Since Gillam never spoke with anyone from State Farm, if Richard had a duty to explain the nature of UIM coverage to him, his failure to do so could be found to be negligence. This is short of fraud, since plaintiffs produce no evidence to show how this failure to say anything constitutes the hypothetical specific representation by Richard that "your coverage is 100/300 and coverage is coverage," or that this hypothetical representation was relied on by Kenneth Gillam. But this line of attack fails at the outset because Pennsylvania does specify what duty an agent has to advise the consumer of UIM coverage provisions: it is set forth in Section 1791, and there is no dispute that State Farm complied with Section 1791.

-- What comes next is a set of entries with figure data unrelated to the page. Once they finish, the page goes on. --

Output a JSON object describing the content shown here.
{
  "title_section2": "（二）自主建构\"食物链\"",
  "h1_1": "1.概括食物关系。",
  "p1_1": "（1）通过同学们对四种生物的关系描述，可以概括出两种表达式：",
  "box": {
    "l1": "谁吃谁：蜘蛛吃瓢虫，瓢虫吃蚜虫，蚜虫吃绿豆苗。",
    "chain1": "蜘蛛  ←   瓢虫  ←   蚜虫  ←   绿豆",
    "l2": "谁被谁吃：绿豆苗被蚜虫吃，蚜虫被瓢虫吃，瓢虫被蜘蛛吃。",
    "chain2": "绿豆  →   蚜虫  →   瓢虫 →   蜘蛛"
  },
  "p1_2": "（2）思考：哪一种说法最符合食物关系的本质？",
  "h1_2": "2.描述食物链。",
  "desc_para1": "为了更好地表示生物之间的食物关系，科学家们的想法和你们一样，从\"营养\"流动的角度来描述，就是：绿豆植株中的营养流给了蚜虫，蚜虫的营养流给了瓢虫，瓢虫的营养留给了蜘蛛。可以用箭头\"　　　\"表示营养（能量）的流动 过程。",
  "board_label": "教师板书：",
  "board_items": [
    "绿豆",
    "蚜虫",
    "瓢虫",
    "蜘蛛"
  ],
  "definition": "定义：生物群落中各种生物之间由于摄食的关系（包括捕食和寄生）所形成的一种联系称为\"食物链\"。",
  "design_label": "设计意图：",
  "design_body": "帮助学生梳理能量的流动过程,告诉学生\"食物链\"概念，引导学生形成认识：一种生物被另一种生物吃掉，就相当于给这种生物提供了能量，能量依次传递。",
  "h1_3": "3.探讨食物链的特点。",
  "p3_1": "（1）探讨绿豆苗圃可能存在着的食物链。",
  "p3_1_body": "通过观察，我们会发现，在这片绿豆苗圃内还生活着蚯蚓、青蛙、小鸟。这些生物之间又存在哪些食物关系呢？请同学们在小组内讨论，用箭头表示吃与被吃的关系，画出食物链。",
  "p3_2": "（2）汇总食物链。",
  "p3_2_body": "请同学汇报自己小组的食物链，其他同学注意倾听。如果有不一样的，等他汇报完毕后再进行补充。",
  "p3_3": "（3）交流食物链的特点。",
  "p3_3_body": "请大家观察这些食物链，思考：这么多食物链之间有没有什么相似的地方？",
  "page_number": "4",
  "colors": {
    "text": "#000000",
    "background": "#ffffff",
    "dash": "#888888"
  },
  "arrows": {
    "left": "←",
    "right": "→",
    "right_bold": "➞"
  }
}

Finally, I must point out that there is no evidence whatsoever to support the argument scattered throughout plaintiffs' brief,see docket no. 17 Plaintiffs' Brief at 12, 16, 17, that a jury could find fraud because insurers in general have an "abusive practice" of foisting off lower levels of coverage on insureds to gain some illicit benefit, and that this calls for heightening the waive down requirements beyond the minimal requirements of Section 1734. As counsel must know, the prices of goods and services, whether carrots or insurance policies, are set to cover costs and return some margin of profit. Except in monopolized markets, what keeps that margin of profit in check is the potential for losing customers to other merchants offering the same product for lower prices. Since an automobile insurer is not in business to lose money, unless it irrationally applies different actuarial methods to the same risk factors, it would ordinarily want all of its insured to have as high UM or UIM coverage as it can without driving customers away, because higher coverages mean higher premiums. Steering an insured to select lower limits, which is what plaintiffs counsel accuses defendant of doing, would in every imaginable circumstances be contrary to the insurer's perceived self interest, since if an insurer believes it has competently assessed the cost of insuring its clients, it would believe that it benefits by writing as much business as possible. I cannot say an insurer couldn't act irrationally, but as the Supreme Court said almost two decades ago, the absence of any plausible motive to engage in the conduct alleged by plaintiffs is relevant to whether a genuine issue of fact exists within the meaning of Rule 56(e). Matsushita Electric Industrial Co. v. Zenith Radio, 475 U.S. at 596-97.
In sum, the Pennsylvania legislature regulates the relative duties of insured and insurer in detail, and in the MVFRL has chosen to set (in Section 1731) relatively stringent requirements for rejecting UIM coverage but (in Section 1734) relatively modest requirements for selecting particular levels of UIM coverage. Those requirements were obeyed by defendant. A sympathetic court cannot change those rules after the fact by finding an issue of fact for the jury where there is none. Judgment must be entered for the defendant.
Pursuant to 28 U.S.C. § 636(b)(1), the parties are given notice that they have ten days to serve and file written objections to this Report and Recommendation.